Intrigued by many things in my first few days in the U.S., what perplexed me the most was that there seemed to be a DaVita Dialysis wherever I went; in malls, in the mainstreet of West Philadelphia, near high rises and near lower rises. I felt that I was being ominously followed by nephrologists. How on earth could providers of renal replacement therapy have a similar spatial distribution as McDonalds?

After reading Friedrich Hayek’s essay, Use of Knowledge in Society, I realized why. In stead of building a multiplex for dialysis, which has shops selling pulmonary edema-inducing fried chicken, DaVita set shop where people lived or hung out. It wasn’t a terribly clever business plan but its genius was its simplicity, its humility. If the mountain will not come to Muhammed, Muhammed must go to the mountain. DaVita went to the masses.

The link between Hayek’s wisdom and DaVita’s business plan may seem tenuous. But Hayek has been misunderstood, particularly in healthcare. Many a times and oft in the policy world Hayek has been rated about money and usances.

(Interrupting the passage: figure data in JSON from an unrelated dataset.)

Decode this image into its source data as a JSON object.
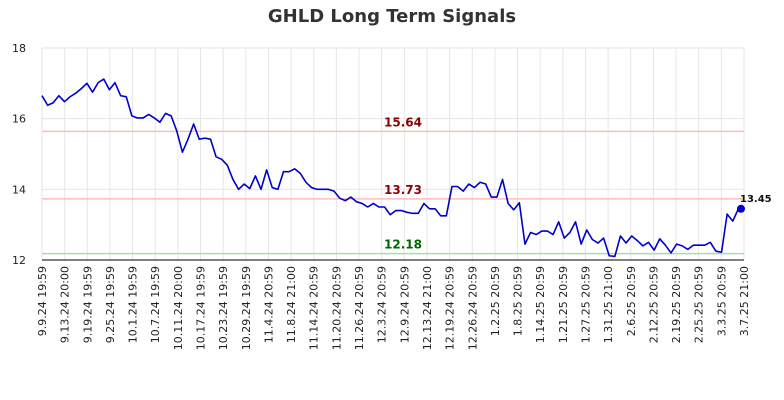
{
  "chart_data": {
    "type": "line",
    "title": "GHLD Long Term Signals",
    "xlabel": "",
    "ylabel": "",
    "ylim": [
      12,
      18
    ],
    "yticks": [
      12,
      14,
      16,
      18
    ],
    "grid": true,
    "xticks": [
      "9.9.24 19:59",
      "9.13.24 20:00",
      "9.19.24 19:59",
      "9.25.24 19:59",
      "10.1.24 19:59",
      "10.7.24 19:59",
      "10.11.24 20:00",
      "10.17.24 19:59",
      "10.23.24 19:59",
      "10.29.24 19:59",
      "11.4.24 20:59",
      "11.8.24 21:00",
      "11.14.24 20:59",
      "11.20.24 20:59",
      "11.26.24 20:59",
      "12.3.24 20:59",
      "12.9.24 20:59",
      "12.13.24 21:00",
      "12.19.24 20:59",
      "12.26.24 20:59",
      "1.2.25 20:59",
      "1.8.25 20:59",
      "1.14.25 20:59",
      "1.21.25 20:59",
      "1.27.25 20:59",
      "1.31.25 21:00",
      "2.6.25 20:59",
      "2.12.25 20:59",
      "2.19.25 20:59",
      "2.25.25 20:59",
      "3.3.25 20:59",
      "3.7.25 21:00"
    ],
    "reference_lines": [
      {
        "value": 15.64,
        "label": "15.64",
        "line_color": "#ffbbbb",
        "label_color": "#8b0000"
      },
      {
        "value": 13.73,
        "label": "13.73",
        "line_color": "#ffbbbb",
        "label_color": "#8b0000"
      },
      {
        "value": 12.18,
        "label": "12.18",
        "line_color": "#aaddaa",
        "label_color": "#006400"
      }
    ],
    "last_value": {
      "value": 13.45,
      "label": "13.45"
    },
    "series": [
      {
        "color": "#0000cc",
        "values": [
          16.65,
          16.38,
          16.45,
          16.65,
          16.48,
          16.62,
          16.72,
          16.85,
          17.0,
          16.75,
          17.02,
          17.12,
          16.82,
          17.02,
          16.65,
          16.62,
          16.08,
          16.02,
          16.02,
          16.12,
          16.02,
          15.9,
          16.15,
          16.08,
          15.65,
          15.05,
          15.42,
          15.85,
          15.42,
          15.45,
          15.42,
          14.92,
          14.85,
          14.68,
          14.28,
          14.0,
          14.15,
          14.02,
          14.38,
          14.0,
          14.55,
          14.05,
          14.0,
          14.5,
          14.5,
          14.58,
          14.45,
          14.2,
          14.05,
          14.0,
          14.0,
          14.0,
          13.95,
          13.75,
          13.68,
          13.78,
          13.65,
          13.6,
          13.5,
          13.6,
          13.5,
          13.5,
          13.28,
          13.4,
          13.4,
          13.35,
          13.32,
          13.32,
          13.6,
          13.45,
          13.45,
          13.25,
          13.25,
          14.08,
          14.08,
          13.95,
          14.15,
          14.05,
          14.2,
          14.15,
          13.78,
          13.78,
          14.28,
          13.6,
          13.42,
          13.62,
          12.45,
          12.78,
          12.72,
          12.82,
          12.82,
          12.72,
          13.08,
          12.62,
          12.78,
          13.08,
          12.45,
          12.85,
          12.58,
          12.48,
          12.62,
          12.12,
          12.1,
          12.68,
          12.48,
          12.68,
          12.55,
          12.4,
          12.5,
          12.28,
          12.6,
          12.42,
          12.2,
          12.45,
          12.4,
          12.3,
          12.42,
          12.42,
          12.42,
          12.5,
          12.25,
          12.22,
          13.3,
          13.1,
          13.45,
          13.45
        ]
      }
    ]
  }
}
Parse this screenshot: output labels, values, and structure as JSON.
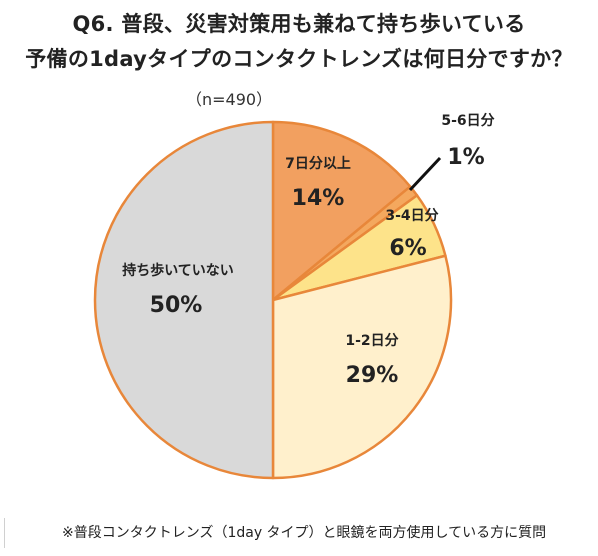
{
  "chart_data": {
    "type": "pie",
    "title_line1": "Q6. 普段、災害対策用も兼ねて持ち歩いている",
    "title_line2": "予備の1dayタイプのコンタクトレンズは何日分ですか？",
    "sample_size": "（n=490）",
    "start_angle_deg": 0,
    "direction": "clockwise",
    "slices": [
      {
        "label": "7日分以上",
        "value": 14,
        "value_label": "14%",
        "color": "#f2a060",
        "stroke": "#e8873a"
      },
      {
        "label": "5-6日分",
        "value": 1,
        "value_label": "1%",
        "color": "#f4a85e",
        "stroke": "#e8873a"
      },
      {
        "label": "3-4日分",
        "value": 6,
        "value_label": "6%",
        "color": "#fde38a",
        "stroke": "#e8873a"
      },
      {
        "label": "1-2日分",
        "value": 29,
        "value_label": "29%",
        "color": "#fff0cc",
        "stroke": "#e8873a"
      },
      {
        "label": "持ち歩いていない",
        "value": 50,
        "value_label": "50%",
        "color": "#d9d9d9",
        "stroke": "#e8873a"
      }
    ],
    "footnote": "※普段コンタクトレンズ（1day タイプ）と眼鏡を両方使用している方に質問"
  }
}
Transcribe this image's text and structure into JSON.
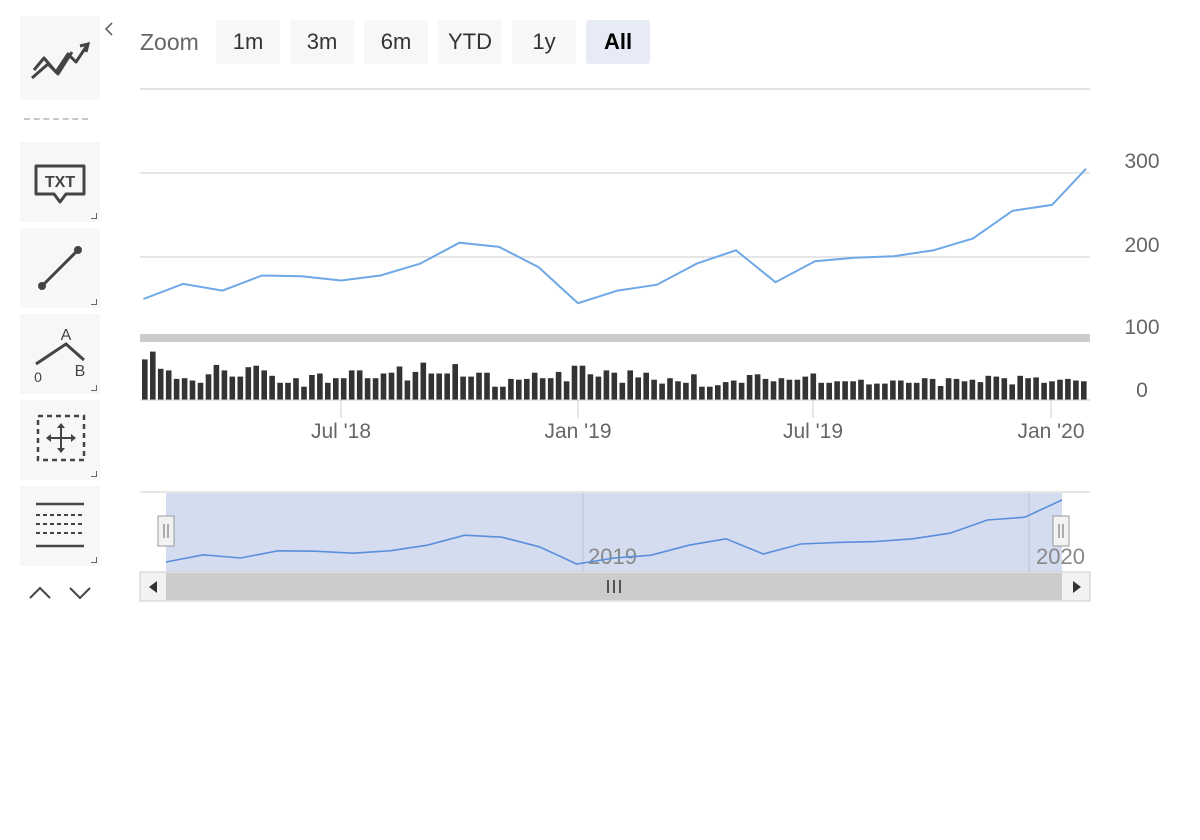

This is because of a misperception that Hayek was all about profit and loss, which are anathema to healthcare. Hayek’s message was simple: local knowledge can’t be aggregated. From this premise sprouts others – dispersed agents in certain times and places possess fragments of knowledge which don’t come easily to central planners.

For Hayek, socialism and capitalism weren’t moral but epistemic issues. Socialism would fail because of a coordination problem – markets would succeed because they could use price signals to coordinate. Healthcare doesn’t use price signals to coordinate, not explicitly, at least. Nor does it capitalize on dispersed agents – on local knowledge. Hayek, a supporter of universal healthcare, didn’t specifically discuss healthcare in his essays. Nonetheless, it would be a useful intellectual exercise to speculate how Hayek might have applied his wisdom to modern healthcare.

What does local knowledge in healthcare even mean? Stated in a rather unlettered way, it is the provision of healthcare locally. AEDs are no good if they aren’t located where people congregate. The value of local presence of medical facilities, particularly in poor neighborhoods, is hardly rocket science. Just as great cities grew near rivers, great hospitals germinated in poor neighborhoods. But, with growing centralization of healthcare, with hospitals becoming multiplexes, futuristic cities with a distinct architectural phenotype, different from the neighborhoods they serve, the value of decentralization can be missed.